For most independent retailers, there is always the constant pressure of reacting and adjusting to what Big Box and Internet Giants are offering the consumer. And, as you are well aware, that is typically low price points and near-instant delivery. But, I think that if you play to your strengths, you’ll find that you have much more to offer when it comes to your core competencies. Here are a few areas I always suggest to our buying group members to focus on.

Know your market position. Our buying group is composed of an assortment of luxury, high-tech, high-service, high-touch operations. Meaning we are somewhat exclusive by nature and we have a high bar to meet as it pertains to fulfilling our brand promise. Our clients’ expectations of what to expect when they step into our world are quite high. And everything we do should reinforce that message.

Know your customers. For most specialty retailers, you’re really delivering solutions and products one customer at a time. That means your retail space and staff need to personalize everything from when that customer enters your store, to how they are greeted, and how you focus on their individual needs. This carries over to the questions you ask, the various solutions you run down with the customer, and ultimately, how you present a customized, personalized solution that meets or exceeds expectations.

You hear people talk about the experience economy. But it is not just about letting customers touch and feel and play with products in your store. The experience economy is also about delivering a great retail shopping experience. Delivering to the customer exactly what they need, even if they weren’t aware that that was the solution that best fit their expectations.

In order to exceed expectations, you need to know your customer. Which means you need to focus all of your attention on them, one sale at a time.

Deliver the experience. It’s no longer enough to sell via a conference room and PowerPoint presentation. Rethink your showroom or retail space in order to show people what they don’t know they don’t know. Demonstrate products that customers haven’t necessarily thought about, in a hands-on fashion. This drives excitement and opens the door to conversations about what the right solution actually is to meet customer expectations.

Social media and market awareness. The bottom line is that we are not mass retailers and our media spend has to be targeted at our customers. So go local. If you understand who your customer is, then you know where to find them online. Local events, community news, comparative brands they shop for – these are all micro targets that your social media manager can target and tie into. Your SEO keyword search patterns should optimize local instead of global. And then translate that messaging over your social channels.

And speaking about social channels of communication, continue to evaluate which platforms you are posting on.

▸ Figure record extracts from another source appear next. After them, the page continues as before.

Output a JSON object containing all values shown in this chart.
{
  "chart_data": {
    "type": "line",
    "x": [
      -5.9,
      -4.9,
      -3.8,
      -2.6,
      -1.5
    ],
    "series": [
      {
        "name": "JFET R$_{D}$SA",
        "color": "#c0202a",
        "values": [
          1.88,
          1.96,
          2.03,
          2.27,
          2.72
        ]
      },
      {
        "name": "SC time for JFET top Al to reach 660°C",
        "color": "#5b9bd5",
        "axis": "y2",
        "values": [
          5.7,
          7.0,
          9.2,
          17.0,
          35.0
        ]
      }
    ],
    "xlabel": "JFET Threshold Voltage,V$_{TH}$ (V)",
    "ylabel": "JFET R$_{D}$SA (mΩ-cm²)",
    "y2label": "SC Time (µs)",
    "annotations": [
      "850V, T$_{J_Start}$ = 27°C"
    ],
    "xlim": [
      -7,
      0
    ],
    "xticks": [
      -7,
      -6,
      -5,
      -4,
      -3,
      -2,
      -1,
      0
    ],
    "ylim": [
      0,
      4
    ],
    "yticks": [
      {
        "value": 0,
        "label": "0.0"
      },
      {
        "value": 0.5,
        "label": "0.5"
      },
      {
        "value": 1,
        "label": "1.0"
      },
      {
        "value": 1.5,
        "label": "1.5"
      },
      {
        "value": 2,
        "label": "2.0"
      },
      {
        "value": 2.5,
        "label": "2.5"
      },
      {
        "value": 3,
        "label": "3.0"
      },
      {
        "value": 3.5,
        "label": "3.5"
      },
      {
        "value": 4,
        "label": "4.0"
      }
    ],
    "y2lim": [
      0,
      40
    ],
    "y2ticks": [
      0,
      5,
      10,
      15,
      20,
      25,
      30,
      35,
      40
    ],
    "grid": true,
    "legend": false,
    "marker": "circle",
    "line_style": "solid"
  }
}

Again, you should be evaluating which platforms your customers are on – because that’s where you’re going to find them!

Don’t be afraid of product evolution and change. Take a step back and do a quick business evaluation. What did your business look like five years ago? What’s changed? And where do you think it’s going to be in the next few years?

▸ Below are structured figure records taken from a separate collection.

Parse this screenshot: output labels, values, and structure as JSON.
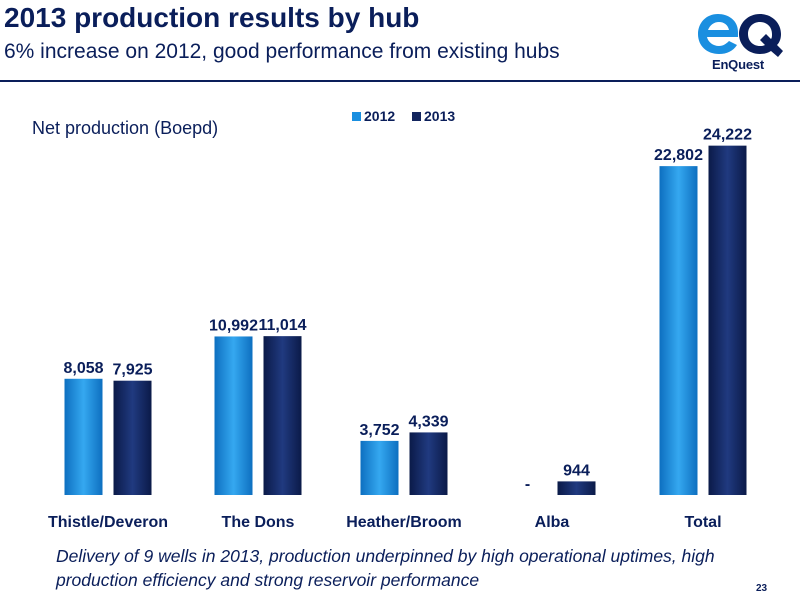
{
  "header": {
    "title": "2013 production results by hub",
    "subtitle": "6% increase on 2012, good performance from existing hubs",
    "logo_text": "EnQuest"
  },
  "chart_data": {
    "type": "bar",
    "title": "",
    "ylabel": "Net production (Boepd)",
    "xlabel": "",
    "categories": [
      "Thistle/Deveron",
      "The Dons",
      "Heather/Broom",
      "Alba",
      "Total"
    ],
    "series": [
      {
        "name": "2012",
        "values": [
          8058,
          10992,
          3752,
          0,
          22802
        ],
        "labels": [
          "8,058",
          "10,992",
          "3,752",
          "-",
          "22,802"
        ],
        "color": "#1a8fe0"
      },
      {
        "name": "2013",
        "values": [
          7925,
          11014,
          4339,
          944,
          24222
        ],
        "labels": [
          "7,925",
          "11,014",
          "4,339",
          "944",
          "24,222"
        ],
        "color": "#13255e"
      }
    ],
    "ylim": [
      0,
      26000
    ],
    "grid": false,
    "legend": "top-center"
  },
  "footnote": "Delivery of 9 wells in 2013, production underpinned by high operational uptimes, high production efficiency and strong reservoir performance",
  "page_number": "23",
  "colors": {
    "title": "#0a1e5a",
    "logo_blue": "#1a8fe0",
    "logo_navy": "#0a1e5a"
  }
}
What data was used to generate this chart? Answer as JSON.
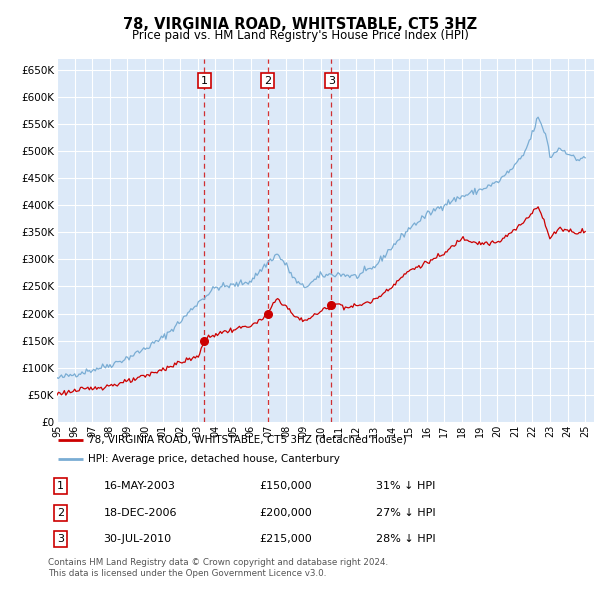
{
  "title": "78, VIRGINIA ROAD, WHITSTABLE, CT5 3HZ",
  "subtitle": "Price paid vs. HM Land Registry's House Price Index (HPI)",
  "plot_bg_color": "#dce9f8",
  "grid_color": "#ffffff",
  "hpi_line_color": "#7aadd4",
  "price_line_color": "#cc0000",
  "marker_color": "#cc0000",
  "sale_prices": [
    150000,
    200000,
    215000
  ],
  "sale_labels": [
    "1",
    "2",
    "3"
  ],
  "sale_date_nums": [
    2003.374,
    2006.962,
    2010.581
  ],
  "sale_info": [
    {
      "num": "1",
      "date": "16-MAY-2003",
      "price": "£150,000",
      "hpi": "31% ↓ HPI"
    },
    {
      "num": "2",
      "date": "18-DEC-2006",
      "price": "£200,000",
      "hpi": "27% ↓ HPI"
    },
    {
      "num": "3",
      "date": "30-JUL-2010",
      "price": "£215,000",
      "hpi": "28% ↓ HPI"
    }
  ],
  "legend_line1": "78, VIRGINIA ROAD, WHITSTABLE, CT5 3HZ (detached house)",
  "legend_line2": "HPI: Average price, detached house, Canterbury",
  "footer_line1": "Contains HM Land Registry data © Crown copyright and database right 2024.",
  "footer_line2": "This data is licensed under the Open Government Licence v3.0.",
  "yticks": [
    0,
    50000,
    100000,
    150000,
    200000,
    250000,
    300000,
    350000,
    400000,
    450000,
    500000,
    550000,
    600000,
    650000
  ],
  "ylim_max": 670000,
  "xmin": 1995.0,
  "xmax": 2025.5
}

One of the best pieces of advice I would give is to not be afraid of change. It’s inevitable. You have to constantly look at product evolution and ask yourself if these are the tools you need to meet customer expectations. Embrace new categories if they add to the solutions you can offer your clients to stand out from the cookie-cutter mentality of big box. Consider new services that enhance and differentiate you from the pack.

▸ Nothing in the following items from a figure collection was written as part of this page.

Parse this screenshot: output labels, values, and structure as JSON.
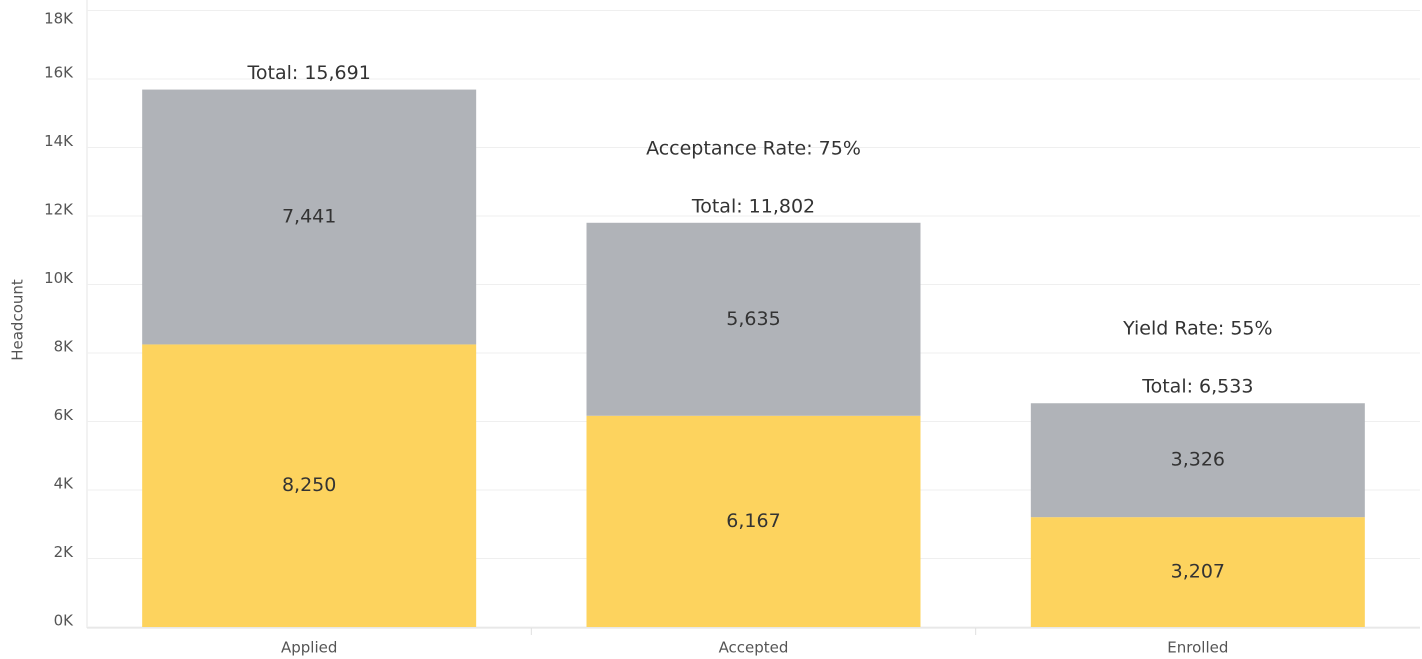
{
  "chart_data": {
    "type": "stacked_bar",
    "y_label": "Headcount",
    "categories": [
      "Applied",
      "Accepted",
      "Enrolled"
    ],
    "series": [
      {
        "color": "#fdd35e",
        "values": [
          8250,
          6167,
          3207
        ],
        "value_labels": [
          "8,250",
          "6,167",
          "3,207"
        ]
      },
      {
        "color": "#b0b3b8",
        "values": [
          7441,
          5635,
          3326
        ],
        "value_labels": [
          "7,441",
          "5,635",
          "3,326"
        ]
      }
    ],
    "totals": [
      15691,
      11802,
      6533
    ],
    "total_labels": [
      "Total: 15,691",
      "Total: 11,802",
      "Total: 6,533"
    ],
    "annotations": [
      null,
      "Acceptance Rate: 75%",
      "Yield Rate: 55%"
    ],
    "ylim": [
      0,
      18000
    ],
    "yticks": [
      {
        "value": 0,
        "label": "0K"
      },
      {
        "value": 2000,
        "label": "2K"
      },
      {
        "value": 4000,
        "label": "4K"
      },
      {
        "value": 6000,
        "label": "6K"
      },
      {
        "value": 8000,
        "label": "8K"
      },
      {
        "value": 10000,
        "label": "10K"
      },
      {
        "value": 12000,
        "label": "12K"
      },
      {
        "value": 14000,
        "label": "14K"
      },
      {
        "value": 16000,
        "label": "16K"
      },
      {
        "value": 18000,
        "label": "18K"
      }
    ],
    "grid": true
  }
}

In order to stay relevant and unique in your market, you have to realize that you are the specialist. You have to begin by defining who your customer is and how to personalize and tailor solutions for them they might have never considered. Deliver an exciting and innovative retail experience. Speak to them personally across your social media channels. Continually evaluate your product and service mix so you have the right tools in your toolbox. If you focus on your strengths, you will continue to be an invaluable resource and solutions provider.